You can move the index database from one location to another. You do this by changing the path definition of SPLUNK_DB through the command-line interface of your operating system.

The procedures in this topic assume that the index database is in the default location, created during installation.

If you move individual indexes or parts of an index to separate locations, the procedures in this topic are not valid. For information on the structure of Splunk Enterprise indexes, see How the indexer stores indexes. For information on how to change the location for a single index, see Configure index storage.

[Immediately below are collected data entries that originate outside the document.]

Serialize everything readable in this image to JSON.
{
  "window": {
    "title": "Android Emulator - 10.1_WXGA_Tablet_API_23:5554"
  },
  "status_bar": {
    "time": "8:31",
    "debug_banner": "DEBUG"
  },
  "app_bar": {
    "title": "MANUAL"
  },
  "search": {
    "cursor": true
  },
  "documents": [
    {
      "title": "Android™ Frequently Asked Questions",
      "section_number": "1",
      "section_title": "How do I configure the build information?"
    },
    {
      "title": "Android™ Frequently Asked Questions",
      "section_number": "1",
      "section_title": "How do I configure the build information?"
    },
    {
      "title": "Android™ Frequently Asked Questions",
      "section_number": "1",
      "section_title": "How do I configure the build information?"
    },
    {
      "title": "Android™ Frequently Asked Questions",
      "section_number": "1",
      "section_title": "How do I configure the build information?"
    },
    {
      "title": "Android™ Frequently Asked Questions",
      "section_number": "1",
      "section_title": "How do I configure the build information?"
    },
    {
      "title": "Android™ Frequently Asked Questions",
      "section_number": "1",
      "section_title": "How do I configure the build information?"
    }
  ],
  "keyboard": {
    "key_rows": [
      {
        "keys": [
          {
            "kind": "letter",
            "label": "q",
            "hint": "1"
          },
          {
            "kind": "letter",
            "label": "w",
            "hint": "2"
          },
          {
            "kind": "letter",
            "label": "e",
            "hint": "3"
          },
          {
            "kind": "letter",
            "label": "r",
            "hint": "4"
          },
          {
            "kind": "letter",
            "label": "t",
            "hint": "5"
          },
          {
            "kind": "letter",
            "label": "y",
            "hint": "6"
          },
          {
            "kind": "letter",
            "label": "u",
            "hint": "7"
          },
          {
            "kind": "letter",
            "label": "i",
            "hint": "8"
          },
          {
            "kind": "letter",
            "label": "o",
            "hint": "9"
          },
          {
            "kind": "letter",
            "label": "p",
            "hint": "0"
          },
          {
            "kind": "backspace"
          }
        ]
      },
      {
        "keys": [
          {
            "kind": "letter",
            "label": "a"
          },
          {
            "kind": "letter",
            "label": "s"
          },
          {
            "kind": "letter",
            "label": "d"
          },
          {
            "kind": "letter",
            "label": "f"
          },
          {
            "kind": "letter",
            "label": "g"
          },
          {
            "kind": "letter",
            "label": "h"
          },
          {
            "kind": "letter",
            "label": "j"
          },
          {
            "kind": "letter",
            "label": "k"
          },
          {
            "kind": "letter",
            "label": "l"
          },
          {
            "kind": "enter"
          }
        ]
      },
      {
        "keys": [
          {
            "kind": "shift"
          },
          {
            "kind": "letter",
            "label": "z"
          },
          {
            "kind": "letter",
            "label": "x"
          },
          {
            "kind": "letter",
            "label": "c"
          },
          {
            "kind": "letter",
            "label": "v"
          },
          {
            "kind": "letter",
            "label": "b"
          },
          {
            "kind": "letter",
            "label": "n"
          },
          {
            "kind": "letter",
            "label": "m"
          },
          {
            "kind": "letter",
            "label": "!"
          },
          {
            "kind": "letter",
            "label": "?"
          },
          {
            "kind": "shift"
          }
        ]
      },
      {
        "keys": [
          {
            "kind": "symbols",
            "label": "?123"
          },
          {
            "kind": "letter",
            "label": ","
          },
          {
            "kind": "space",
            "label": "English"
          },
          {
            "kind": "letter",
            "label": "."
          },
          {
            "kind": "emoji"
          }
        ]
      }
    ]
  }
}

Note: Although you can use Splunk Web to change the locations of individual indexes or index volumes, you cannot use it to change the default storage location of indexes, SPLUNK_DB.

For *nix users

Prerequisties

Make sure the target file system has at least 1.2 times the size of the total amount of raw data that you plan to index.

Steps

1. Create the target directory with write permissions for the user that Splunk Enterprise runs as. For example, if Splunk Enterprise runs as user "splunk", give it ownership of the directory:

mkdir /foo/bar
chown splunk /foo/bar/

For information on setting the user that Splunk Enterprise runs as, see Run Splunk Enterprise as a different or non-root user in the Installation Manual.

2. Stop the indexer:

splunk stop

3. Copy the index file system to the target directory:

cp -rp $SPLUNK_DB/* /foo/bar/

4. Unset the SPLUNK_DB environment variable:

unset SPLUNK_DB

5. Change the SPLUNK_DB attribute in $SPLUNK_HOME/etc/splunk-launch.conf to specify the new index directory:

SPLUNK_DB=/foo/bar

6. Start the indexer:

splunk start

The indexer picks up where it left off, reading from, and writing to, the new copy of the index.

7. You can delete the old index database after verifying that the indexer can read and write to the new location.

For Windows users

Prerequisties

Make sure the target drive or directory has at least 1.2 times the size of the total amount of raw data that you plan to index.

Caution: Do not use mapped network drives for index stores.

Steps

1. From a command prompt, make sure that the target directory has permissions that allow the splunkd process to write to that directory:

C:\Program Files\Splunk> D:
D:\> mkdir \new\path\for\index
D:\> cacls D:\new\path\for\index /T /E /G <the user Splunk Enterprise runs as>:F

For more information about determining the user Splunk Enterprise runs as, see Install on Windows in the Installation Manual.

2. Stop the indexer:

splunk stop

You can also use the Services control panel to stop the splunkd and splunkweb services.

3. Copy the existing index file system to the target directory:

xcopy "C:\Program Files\Splunk\var\lib\splunk\*.*" D:\new\path\for\index /s /e /v /o /k

4. Unset the SPLUNK_DB environment variable:

set SPLUNK_DB=

5. Edit the SPLUNK_DB attribute in %SPLUNK_HOME%\etc\splunk-launch.conf to specify the new index directory:

SPLUNK_DB=D:\new\path\for\index

If the line in the configuration file that contains the SPLUNK_DB attribute has a pound sign (#) as its first character, remove the #.

6. Start the indexer:

splunk start

The indexer picks up where it left off, reading from, and writing to, the new copy of the index.

7. You can delete the old index database after verifying that the indexer can read and write to the new location.